When validating data, I've gotten into a habit of doing the following:
Note: I don't really have individual booleans for each check. This is just for the example.
Another Note: any error handling during the tests are done properly. The ONLY exceptions thrown in the try-catch are my own.
try { if (validCheckOne = false) { throw new Exception("Check one is bad"); } if (validCheckTwo = false) { throw new Exception("Failed because of check2"); } if(validCheckTen = false) { throw new Exception("Yet another failure on your part: check10."); } } catch(Exception e) { MessageBox.Show("Your stupid data is wrong! See for yourself: " + e.Message); }
Is this bad practice? Does throwing Exceptions slow the program's execution or is inadvisable?
Personally I like throwing Exceptions for business rule validation (not so much for user input validation) because it forces the problem to be handled upstream. If my business objects returned some kind of validation result, it could be ignored by the caller. Call me a cowboy if you wish :)

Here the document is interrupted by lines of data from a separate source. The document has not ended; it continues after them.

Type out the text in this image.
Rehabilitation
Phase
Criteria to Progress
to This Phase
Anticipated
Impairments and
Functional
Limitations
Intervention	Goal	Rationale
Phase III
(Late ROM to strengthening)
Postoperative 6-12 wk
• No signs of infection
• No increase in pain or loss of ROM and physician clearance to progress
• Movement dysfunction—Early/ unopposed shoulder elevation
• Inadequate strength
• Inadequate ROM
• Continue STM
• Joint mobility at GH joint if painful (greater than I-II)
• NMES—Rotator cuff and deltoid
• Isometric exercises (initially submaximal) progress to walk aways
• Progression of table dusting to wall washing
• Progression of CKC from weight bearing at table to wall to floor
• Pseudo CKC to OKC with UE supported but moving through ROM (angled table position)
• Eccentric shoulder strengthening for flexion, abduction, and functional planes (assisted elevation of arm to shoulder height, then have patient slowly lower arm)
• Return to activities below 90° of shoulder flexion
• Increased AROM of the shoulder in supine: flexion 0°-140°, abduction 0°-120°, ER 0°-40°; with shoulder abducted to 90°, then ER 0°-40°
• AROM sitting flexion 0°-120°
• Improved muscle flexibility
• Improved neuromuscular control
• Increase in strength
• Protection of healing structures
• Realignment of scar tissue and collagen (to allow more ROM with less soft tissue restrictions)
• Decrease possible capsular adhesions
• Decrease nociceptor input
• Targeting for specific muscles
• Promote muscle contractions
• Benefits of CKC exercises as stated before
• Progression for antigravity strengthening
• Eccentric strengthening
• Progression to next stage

Everyone here is repeating the phrase "exceptions are for exceptional circumstances", but that really doesn't give any understanding of why its bad to use them for unexceptional circumstances. I need more than that. Is the performance hit of throwing exceptions really that bad? Are there any benchmarks available?
I'm going to repeat the mantra here: throwing exceptions should be done in exceptional circumstances. Invalid entered data is really not that exceptional.